É um momento crucial. Ou agimos
agora ou ficaremos para trás em mais uma revolução industrial. Seria uma
inacreditável quarta vez em quatro séculos (circa 1760: I Revolução
Industrial – baseada nas máquinas, aumentou a produtividade dos trabalhadores e
levou os britânicos ao topo do mundo; circa 1850: II Revolução
Industrial – baseada em comunicações e petróleo, levou americanos, alemães e
japoneses ao rol dos países mais poderosos do mundo; circa 1970: III
Revolução Industrial – baseada em informação, manteve os americanos na
liderança e está em curso, com a redução de custos e o aumento de produtividade
propiciados pela robotização e pela internet sendo seus mais visível efeitos)
que perderíamos o bonde da prosperidade. Uma hipotética IV Revolução
Industrial, baseada em fontes renováveis de energia, tem o potencial de mudar o
mapa de geração de valor do mundo. Senão, vejamos. A chave para isso é entender
a energia, notadamente sob a forma de eletricidade, como um insumo produtivo.
Muitos dos produtos industriais mais importantes do mundo são intensivos no uso
de energia. O caso mais emblemático é o do alumínio. Grosso modo, o que
conhecemos como alumínio é a composição de três matérias-primas: óxido de
alumínio (alumina processada, extraída da bauxita por refinamento), carbono e
eletricidade. Em uma reação química (eletrólise), a eletricidade induz a quebra
do óxido de alumínio para gerar alumínio puro (líquido) e gás carbônico. A
eletricidade corresponde a um terço do valor do alumínio. Como a bauxita tem
preços iguais em qualquer lugar do mundo (definido na Chicago Mercantile
Exchange) e com o carbono não é muito diferente, será competitivo na produção
de alumínio quem tiver menores custos de geração de eletricidade. Em uma economia
baseada em petróleo ou carvão, África do Sul e Austrália são grandes produtores
de alumínio porque geram energia basicamente por queima de petróleo e carvão,
enquanto o Brasil tem uso bem maior de hidroeletricidade para produzir alumínio
– não é exagero dizer que Tucuruvi foi construída para gerar energia para
transformar a bauxita em alumínio e, com isso, o Brasil exportar o produto
final de maior valor agregado ao invés da commodity.
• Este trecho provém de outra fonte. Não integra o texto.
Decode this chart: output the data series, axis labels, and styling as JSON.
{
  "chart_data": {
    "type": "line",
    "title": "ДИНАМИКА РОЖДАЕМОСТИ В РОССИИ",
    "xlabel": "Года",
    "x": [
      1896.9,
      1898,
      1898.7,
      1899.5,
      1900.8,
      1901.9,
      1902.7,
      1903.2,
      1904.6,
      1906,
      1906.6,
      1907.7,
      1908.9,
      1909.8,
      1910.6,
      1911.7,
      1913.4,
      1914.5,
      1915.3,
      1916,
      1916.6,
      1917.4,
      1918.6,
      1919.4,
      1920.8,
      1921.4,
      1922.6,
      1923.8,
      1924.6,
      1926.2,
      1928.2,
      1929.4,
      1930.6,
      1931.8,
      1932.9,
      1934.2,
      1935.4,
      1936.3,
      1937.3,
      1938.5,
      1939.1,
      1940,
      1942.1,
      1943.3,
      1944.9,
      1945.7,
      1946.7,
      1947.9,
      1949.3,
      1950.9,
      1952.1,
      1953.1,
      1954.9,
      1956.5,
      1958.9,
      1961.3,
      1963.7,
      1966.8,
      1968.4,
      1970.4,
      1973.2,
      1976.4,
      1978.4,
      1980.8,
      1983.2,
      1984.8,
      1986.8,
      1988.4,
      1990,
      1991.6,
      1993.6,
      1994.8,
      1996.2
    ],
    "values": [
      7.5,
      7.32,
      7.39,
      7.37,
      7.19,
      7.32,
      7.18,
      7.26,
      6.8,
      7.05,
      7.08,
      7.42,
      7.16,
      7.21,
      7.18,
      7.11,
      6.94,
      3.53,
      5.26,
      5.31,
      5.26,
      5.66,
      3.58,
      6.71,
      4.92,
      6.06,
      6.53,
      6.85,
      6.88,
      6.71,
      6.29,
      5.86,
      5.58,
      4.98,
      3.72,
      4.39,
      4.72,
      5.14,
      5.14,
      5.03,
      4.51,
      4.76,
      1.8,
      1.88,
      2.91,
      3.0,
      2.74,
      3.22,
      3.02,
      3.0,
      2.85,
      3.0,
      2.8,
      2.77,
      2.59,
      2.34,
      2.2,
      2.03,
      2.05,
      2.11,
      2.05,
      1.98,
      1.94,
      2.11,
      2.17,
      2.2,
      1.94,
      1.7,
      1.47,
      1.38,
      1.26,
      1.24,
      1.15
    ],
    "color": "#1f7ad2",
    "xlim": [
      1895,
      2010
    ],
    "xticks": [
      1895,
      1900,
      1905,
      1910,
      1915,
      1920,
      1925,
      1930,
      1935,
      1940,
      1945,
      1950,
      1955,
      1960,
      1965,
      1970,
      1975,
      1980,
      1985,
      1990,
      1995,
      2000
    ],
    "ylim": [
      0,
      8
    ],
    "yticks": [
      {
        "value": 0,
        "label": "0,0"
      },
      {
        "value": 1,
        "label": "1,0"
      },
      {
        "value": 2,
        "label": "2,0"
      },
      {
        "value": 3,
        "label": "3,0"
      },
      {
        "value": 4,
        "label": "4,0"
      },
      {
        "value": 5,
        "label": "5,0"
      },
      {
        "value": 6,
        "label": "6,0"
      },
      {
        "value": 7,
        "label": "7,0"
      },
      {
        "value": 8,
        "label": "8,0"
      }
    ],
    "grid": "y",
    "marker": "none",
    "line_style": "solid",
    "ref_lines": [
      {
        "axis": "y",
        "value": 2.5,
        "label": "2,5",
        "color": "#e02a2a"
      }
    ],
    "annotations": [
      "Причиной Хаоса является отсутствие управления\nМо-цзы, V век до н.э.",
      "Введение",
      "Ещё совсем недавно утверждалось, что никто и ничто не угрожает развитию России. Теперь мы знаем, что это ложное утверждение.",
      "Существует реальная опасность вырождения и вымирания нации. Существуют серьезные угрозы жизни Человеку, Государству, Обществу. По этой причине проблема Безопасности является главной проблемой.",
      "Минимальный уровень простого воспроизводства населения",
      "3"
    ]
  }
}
Em uma economia sem
petróleo e carvão, sul-africanos e australianos estão automaticamente fora do
jogo. A mesma lógica se aplica diretamente na cadeia produtiva do aço:
exportamos minério de ferro, mas poderíamos exportar ligas de aço de altíssimo
valor agregado usando nióbio (temos muitas reservas) e eletricidade. A lista é
longa e inclui virtualmente todo produto processado industrialmente, inclusive
alimentícios – com a tendência de disseminação da robotização, o diferencial de
salários tende a diminuir e o custo da eletricidade passa a ser o fiel da
balança na composição das cadeias globais de produção e de valor. Resumindo, é
simples assim: quem for mais eficiente na geração de energia sem petróleo e
carvão será ponto focal na logística mundial. E o Brasil tem potencias
vantagens comparativas nesse aspecto: litoral sem incidências de tsunamis
permite a geração maremotriz, ventos constantes são base para a energia eólica,
ausência de atividade vulcânica permite uso de energia geotérmica, drenar mais
de 20% da água doce de superfície do mundo permite um uso hidroelétrico sem
similar no mundo, ter a maior parte do país nas faixas tropical e equatorial é
uma dádiva para a energia solar, grandes reservas de urânio asseguram
fornecimento autônomo de combustível nuclear etc. As possibilidades estão dadas
e são enormes. O Brasil tem a chance única de se preparar para ser o ponto
focal de logística na produção de bens intensivos em energia: basta envidar
esforços para desenvolver tecnologia nessa área, aonde seriamos um dos poucos
países a unir capacidades técnica e material. Se fizermos isso a contento,
seremos líderes mundiais na IV Revolução Industrial, cujo passo inaugural foi
dado em Paris na última semana, quando se encerrou a COP-21. Simplesmente, não
podemos nos dar ao luxo perder a quarta chance de liderar uma Revolução
Industrial. A julgar pela média histórica, a próxima será apenas no Século
XXII. Se já estamos atrasados demais agora, não é bom sequer pensar como
seríamos com mais um século de atraso nas costas.
Pedro Nascimento Araujo é economista.